Софи.Я не читала ни того ни другого. Это обязательно?
Александр.Э-э»…
Софи.Не спорю: убей Сенека Нерона, человечество от этого только выиграло бы. Но в роли убийцы должен был выступать кто-то другой. Мыслители живут на земле лишь для того, чтобы мыслить, и не стоит требовать от них невозможного.

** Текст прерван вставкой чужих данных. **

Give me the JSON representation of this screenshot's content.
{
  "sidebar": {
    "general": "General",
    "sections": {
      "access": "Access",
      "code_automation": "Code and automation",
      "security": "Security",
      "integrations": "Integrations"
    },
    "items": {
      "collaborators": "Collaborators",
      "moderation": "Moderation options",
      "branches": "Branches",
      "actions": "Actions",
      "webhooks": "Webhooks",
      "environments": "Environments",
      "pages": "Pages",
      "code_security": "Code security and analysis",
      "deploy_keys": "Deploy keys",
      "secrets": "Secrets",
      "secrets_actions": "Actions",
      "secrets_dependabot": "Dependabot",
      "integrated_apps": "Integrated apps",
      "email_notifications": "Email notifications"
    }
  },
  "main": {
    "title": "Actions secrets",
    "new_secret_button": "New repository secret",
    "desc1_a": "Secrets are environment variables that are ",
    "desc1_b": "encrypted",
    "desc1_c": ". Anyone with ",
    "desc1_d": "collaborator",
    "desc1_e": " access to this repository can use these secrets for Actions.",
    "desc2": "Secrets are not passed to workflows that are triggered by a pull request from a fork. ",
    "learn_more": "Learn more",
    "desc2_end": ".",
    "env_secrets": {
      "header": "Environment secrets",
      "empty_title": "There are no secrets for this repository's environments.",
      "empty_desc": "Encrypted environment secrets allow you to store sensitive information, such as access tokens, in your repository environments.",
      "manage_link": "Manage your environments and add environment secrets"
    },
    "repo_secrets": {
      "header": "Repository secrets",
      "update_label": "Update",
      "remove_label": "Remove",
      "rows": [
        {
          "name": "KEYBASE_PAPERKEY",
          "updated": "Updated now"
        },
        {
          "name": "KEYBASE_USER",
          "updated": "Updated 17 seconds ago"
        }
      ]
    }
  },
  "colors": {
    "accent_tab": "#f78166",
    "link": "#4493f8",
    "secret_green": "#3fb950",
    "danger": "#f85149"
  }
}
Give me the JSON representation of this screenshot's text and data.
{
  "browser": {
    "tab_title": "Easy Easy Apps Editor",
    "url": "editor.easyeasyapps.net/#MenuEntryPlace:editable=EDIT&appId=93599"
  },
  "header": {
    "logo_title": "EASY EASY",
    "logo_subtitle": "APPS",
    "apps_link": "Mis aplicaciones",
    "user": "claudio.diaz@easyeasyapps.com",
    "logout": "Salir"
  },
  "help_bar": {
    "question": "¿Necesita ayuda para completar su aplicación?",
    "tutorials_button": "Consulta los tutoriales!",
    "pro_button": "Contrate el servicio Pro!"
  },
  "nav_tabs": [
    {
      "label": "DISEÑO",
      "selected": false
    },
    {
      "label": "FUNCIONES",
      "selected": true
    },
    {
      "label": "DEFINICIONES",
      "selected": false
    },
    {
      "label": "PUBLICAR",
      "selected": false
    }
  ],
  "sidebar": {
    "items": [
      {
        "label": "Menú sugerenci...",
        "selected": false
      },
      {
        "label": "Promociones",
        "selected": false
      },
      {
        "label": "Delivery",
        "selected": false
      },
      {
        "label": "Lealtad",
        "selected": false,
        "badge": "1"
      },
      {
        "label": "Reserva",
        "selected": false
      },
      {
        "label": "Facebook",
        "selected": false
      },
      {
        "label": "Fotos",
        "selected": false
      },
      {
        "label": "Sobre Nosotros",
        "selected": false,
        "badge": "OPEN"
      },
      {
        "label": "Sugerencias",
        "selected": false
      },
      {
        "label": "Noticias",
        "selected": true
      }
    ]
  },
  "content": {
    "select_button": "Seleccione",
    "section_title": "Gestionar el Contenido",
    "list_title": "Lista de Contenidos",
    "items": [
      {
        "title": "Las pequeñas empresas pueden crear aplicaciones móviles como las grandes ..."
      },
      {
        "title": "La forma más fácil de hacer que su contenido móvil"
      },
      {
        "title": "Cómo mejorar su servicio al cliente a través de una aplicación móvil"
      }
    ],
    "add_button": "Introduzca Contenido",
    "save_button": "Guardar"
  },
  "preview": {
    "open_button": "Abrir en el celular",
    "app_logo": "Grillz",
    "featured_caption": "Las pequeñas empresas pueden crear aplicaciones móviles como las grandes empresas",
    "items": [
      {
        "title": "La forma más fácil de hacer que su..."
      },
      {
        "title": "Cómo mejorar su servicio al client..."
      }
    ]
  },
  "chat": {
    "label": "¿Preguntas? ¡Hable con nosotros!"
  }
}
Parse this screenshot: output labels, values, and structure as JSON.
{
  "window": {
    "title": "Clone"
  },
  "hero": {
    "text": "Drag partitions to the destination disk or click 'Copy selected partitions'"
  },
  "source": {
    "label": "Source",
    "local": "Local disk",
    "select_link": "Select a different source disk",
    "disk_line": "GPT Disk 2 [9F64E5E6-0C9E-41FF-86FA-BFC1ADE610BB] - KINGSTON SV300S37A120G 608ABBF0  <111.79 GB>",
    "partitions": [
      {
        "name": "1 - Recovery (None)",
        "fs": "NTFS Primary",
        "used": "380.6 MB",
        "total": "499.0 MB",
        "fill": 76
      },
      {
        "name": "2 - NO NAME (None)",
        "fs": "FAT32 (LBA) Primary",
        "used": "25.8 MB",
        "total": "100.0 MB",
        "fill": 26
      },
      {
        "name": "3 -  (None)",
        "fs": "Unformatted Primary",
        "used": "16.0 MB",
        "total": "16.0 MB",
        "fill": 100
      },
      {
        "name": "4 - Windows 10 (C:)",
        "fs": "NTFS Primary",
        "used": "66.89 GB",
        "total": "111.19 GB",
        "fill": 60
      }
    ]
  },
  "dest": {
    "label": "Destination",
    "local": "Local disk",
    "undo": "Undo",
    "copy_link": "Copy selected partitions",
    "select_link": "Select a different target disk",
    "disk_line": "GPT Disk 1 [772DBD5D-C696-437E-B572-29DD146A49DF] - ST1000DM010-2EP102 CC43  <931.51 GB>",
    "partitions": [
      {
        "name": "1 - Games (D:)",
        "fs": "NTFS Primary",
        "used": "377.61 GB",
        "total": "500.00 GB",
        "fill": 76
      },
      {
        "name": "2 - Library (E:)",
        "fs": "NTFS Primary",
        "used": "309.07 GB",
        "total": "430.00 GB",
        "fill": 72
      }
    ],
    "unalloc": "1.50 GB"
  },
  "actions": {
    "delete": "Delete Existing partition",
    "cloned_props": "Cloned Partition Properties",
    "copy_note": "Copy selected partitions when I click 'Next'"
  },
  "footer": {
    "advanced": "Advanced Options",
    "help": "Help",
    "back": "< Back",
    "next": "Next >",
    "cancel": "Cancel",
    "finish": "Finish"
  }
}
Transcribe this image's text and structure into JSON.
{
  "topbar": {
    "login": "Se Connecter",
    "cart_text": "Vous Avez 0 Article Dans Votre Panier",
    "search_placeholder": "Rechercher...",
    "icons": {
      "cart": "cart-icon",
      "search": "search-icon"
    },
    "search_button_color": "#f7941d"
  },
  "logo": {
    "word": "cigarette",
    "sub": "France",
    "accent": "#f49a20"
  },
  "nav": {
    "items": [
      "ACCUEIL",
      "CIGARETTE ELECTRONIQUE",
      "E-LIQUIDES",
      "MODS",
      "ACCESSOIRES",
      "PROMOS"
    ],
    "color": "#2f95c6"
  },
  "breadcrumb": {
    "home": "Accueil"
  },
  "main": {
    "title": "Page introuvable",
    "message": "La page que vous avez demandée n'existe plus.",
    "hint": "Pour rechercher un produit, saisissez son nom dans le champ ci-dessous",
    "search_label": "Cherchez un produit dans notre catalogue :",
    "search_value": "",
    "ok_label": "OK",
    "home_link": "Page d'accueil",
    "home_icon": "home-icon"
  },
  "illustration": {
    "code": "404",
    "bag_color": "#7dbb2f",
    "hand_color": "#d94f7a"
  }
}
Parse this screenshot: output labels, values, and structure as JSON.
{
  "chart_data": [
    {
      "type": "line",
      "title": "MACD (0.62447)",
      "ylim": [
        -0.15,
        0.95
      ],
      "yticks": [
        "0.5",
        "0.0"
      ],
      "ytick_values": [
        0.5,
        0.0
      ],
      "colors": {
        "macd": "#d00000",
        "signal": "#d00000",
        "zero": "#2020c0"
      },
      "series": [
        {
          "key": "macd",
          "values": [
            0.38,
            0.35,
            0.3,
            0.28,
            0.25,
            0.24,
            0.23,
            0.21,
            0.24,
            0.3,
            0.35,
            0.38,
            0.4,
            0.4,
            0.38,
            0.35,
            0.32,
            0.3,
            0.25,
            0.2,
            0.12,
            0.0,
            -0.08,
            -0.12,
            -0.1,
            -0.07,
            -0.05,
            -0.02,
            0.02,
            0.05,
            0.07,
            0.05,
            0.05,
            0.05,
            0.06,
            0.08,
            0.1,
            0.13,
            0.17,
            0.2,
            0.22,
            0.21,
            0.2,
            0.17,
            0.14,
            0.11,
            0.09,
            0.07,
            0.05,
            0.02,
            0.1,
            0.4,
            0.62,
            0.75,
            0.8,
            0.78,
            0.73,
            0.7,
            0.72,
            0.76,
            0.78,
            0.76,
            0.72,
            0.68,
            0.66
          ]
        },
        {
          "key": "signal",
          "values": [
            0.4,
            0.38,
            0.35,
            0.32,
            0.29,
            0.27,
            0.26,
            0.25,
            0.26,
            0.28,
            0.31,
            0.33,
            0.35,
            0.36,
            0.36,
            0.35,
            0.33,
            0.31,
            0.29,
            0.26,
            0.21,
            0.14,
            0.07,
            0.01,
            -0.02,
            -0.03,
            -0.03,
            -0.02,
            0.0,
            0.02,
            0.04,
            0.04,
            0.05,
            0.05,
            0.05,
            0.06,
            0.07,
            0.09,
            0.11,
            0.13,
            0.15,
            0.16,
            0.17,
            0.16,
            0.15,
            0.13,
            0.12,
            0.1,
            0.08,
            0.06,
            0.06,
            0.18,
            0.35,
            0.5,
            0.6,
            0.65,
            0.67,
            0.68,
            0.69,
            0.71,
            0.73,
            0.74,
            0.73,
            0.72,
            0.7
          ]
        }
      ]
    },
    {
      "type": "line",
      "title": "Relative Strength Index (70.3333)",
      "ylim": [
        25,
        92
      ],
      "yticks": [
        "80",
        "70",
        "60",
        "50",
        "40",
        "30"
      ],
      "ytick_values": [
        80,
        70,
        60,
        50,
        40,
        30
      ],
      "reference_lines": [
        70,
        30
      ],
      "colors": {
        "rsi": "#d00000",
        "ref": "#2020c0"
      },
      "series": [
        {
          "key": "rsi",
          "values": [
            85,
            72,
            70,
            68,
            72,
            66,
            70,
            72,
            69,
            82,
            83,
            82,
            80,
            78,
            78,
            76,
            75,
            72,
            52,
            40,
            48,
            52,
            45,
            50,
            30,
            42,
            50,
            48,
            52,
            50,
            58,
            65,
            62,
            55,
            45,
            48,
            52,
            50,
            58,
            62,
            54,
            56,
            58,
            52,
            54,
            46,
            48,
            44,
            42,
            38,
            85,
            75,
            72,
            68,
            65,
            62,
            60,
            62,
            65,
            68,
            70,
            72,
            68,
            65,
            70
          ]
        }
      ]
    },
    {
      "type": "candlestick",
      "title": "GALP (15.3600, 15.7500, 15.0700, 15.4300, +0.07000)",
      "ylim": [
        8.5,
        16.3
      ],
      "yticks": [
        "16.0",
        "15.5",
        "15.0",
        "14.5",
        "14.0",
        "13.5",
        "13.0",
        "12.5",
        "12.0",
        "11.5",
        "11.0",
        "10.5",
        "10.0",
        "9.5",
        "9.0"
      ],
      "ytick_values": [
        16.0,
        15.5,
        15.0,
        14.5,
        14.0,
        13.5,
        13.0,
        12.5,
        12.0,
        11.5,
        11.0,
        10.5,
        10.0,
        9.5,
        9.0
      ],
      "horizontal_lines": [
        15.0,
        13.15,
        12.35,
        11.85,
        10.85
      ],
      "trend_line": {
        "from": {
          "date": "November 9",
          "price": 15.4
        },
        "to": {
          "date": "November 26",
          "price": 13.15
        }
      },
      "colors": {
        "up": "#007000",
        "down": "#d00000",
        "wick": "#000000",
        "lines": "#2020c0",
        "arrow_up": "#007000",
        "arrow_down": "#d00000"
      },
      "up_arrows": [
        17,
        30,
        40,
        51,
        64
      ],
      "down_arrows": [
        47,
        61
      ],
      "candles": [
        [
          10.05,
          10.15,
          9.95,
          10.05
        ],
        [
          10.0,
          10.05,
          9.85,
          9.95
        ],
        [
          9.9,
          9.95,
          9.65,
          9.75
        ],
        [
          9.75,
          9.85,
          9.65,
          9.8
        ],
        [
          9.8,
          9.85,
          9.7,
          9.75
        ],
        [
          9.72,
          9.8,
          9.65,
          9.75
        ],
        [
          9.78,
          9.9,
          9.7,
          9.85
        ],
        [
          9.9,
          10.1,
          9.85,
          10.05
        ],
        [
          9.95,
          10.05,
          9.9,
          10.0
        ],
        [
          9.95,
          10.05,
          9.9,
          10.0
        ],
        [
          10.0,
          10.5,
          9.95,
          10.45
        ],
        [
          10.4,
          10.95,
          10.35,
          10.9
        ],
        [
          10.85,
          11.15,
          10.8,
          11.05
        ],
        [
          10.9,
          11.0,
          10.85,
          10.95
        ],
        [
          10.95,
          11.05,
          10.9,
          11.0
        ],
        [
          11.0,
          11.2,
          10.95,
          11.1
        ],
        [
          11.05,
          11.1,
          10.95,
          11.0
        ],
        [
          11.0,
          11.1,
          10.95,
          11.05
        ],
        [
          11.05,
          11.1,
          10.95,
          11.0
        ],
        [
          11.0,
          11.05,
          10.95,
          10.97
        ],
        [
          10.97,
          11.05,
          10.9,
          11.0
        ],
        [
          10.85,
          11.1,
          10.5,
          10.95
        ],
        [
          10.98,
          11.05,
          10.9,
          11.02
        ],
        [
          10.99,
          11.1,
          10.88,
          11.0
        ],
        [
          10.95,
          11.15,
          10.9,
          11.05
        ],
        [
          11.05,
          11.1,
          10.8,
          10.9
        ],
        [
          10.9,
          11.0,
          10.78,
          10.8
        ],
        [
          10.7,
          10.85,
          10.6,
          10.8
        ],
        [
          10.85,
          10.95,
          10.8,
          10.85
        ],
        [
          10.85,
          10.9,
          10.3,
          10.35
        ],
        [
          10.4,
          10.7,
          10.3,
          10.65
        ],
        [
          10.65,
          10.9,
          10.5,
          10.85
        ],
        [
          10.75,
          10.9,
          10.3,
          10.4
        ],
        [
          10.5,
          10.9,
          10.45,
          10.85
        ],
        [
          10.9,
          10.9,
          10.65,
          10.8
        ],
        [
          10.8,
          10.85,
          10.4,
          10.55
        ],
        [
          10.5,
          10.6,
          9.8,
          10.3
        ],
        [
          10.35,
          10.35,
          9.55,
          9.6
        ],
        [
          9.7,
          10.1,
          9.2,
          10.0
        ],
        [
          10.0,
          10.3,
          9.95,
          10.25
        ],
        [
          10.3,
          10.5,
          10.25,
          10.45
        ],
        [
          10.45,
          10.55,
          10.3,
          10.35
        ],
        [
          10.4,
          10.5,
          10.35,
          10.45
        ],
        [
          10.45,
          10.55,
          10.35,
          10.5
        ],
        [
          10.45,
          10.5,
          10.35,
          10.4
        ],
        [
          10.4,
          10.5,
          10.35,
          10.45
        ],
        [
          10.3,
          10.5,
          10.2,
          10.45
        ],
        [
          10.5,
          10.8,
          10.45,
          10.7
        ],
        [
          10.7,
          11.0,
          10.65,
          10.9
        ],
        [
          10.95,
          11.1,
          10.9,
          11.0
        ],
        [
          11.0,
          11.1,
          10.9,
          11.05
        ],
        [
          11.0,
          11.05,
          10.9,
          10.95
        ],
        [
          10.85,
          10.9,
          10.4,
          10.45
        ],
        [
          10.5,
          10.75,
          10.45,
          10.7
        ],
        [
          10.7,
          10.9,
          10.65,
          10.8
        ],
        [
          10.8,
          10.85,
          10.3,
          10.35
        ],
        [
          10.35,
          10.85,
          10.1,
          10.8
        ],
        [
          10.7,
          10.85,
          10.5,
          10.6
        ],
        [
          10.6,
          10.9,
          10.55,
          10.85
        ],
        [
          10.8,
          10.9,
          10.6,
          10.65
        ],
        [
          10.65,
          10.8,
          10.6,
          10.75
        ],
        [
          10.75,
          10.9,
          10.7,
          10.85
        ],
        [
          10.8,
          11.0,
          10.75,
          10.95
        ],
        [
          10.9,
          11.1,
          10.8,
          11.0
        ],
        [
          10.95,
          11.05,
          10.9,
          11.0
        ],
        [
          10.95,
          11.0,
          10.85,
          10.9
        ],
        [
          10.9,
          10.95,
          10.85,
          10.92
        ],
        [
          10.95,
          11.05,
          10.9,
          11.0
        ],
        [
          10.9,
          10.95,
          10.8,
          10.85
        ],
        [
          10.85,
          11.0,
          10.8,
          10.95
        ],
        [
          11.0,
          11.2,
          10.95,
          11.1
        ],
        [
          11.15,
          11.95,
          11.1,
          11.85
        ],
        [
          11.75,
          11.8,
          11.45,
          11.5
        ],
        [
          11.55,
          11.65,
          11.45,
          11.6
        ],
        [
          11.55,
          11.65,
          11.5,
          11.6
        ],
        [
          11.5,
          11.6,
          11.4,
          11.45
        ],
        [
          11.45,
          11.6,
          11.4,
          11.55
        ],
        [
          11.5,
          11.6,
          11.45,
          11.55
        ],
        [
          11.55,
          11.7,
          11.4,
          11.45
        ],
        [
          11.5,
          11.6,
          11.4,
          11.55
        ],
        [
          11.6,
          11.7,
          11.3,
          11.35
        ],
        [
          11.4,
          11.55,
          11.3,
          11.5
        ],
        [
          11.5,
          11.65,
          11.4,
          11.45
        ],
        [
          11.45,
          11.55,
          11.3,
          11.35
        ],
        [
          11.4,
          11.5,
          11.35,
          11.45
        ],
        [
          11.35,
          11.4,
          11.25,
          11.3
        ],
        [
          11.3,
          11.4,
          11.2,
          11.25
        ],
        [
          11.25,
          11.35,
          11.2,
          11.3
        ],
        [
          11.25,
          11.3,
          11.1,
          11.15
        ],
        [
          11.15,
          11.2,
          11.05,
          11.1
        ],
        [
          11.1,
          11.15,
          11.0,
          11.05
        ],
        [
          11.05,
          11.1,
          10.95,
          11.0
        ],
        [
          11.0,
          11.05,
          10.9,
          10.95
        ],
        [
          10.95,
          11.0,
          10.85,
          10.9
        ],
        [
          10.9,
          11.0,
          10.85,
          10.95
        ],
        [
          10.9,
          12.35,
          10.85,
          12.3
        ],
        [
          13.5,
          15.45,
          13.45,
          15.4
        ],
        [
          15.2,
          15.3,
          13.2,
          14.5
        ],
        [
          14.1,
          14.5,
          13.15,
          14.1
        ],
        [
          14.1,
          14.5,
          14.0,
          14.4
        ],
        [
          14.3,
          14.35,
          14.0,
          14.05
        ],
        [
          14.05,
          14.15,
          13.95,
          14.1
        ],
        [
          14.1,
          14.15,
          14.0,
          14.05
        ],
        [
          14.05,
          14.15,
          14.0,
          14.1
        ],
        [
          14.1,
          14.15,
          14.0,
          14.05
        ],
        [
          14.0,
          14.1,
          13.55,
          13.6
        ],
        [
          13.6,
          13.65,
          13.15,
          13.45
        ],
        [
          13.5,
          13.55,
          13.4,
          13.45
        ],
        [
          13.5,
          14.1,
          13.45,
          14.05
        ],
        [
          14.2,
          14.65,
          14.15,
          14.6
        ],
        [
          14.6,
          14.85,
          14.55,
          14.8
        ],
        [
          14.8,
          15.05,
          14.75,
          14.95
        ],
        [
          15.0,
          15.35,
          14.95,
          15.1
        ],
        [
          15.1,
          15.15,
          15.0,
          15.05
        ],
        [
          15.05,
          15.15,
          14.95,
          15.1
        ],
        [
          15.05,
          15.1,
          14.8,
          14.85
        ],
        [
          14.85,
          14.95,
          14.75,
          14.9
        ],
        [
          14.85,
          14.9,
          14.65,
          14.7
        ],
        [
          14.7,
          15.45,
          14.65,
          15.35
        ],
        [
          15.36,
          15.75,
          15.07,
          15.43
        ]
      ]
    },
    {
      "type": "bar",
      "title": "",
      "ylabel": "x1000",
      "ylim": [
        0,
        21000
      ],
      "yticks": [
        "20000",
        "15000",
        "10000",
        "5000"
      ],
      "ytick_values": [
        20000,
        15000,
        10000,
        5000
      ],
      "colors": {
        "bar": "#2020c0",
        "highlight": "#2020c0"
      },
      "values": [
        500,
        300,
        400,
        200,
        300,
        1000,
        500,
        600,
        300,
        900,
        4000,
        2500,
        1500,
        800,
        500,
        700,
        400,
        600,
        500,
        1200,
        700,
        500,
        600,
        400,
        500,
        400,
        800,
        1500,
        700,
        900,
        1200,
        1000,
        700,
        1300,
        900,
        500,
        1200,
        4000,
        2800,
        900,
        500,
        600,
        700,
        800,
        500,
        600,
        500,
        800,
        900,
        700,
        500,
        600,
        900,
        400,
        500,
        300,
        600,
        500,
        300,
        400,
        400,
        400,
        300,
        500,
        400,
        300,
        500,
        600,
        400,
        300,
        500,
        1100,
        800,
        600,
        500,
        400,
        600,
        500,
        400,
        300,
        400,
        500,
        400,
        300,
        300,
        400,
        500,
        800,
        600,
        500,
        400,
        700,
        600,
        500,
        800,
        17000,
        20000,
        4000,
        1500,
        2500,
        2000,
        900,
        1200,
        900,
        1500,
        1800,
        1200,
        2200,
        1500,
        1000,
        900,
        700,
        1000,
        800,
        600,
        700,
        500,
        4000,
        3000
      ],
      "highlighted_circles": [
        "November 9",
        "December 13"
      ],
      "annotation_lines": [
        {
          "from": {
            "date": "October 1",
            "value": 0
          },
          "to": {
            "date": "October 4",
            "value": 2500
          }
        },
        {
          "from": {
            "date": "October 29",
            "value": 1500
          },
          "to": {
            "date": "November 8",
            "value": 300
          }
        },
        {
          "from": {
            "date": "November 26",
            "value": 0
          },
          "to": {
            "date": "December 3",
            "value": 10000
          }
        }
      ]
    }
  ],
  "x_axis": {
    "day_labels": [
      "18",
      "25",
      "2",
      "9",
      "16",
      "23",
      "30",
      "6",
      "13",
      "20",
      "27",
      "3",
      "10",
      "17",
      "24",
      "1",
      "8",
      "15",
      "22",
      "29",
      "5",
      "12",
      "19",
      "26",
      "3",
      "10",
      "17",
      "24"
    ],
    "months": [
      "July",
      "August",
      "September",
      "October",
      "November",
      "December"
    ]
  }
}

Александр.Так ты правда считаешь, что какие-то проблемы можно решить только с помощью насилия?
Софи.Да, я действительно так считаю. Но вопрос здесь в том, можно ли оценить эти проблемы объективно – так, чтобы кто-то получил полное право вмешиваться в них с позиций силы. В случае с Нероном данный вопрос кажется мне риторическим.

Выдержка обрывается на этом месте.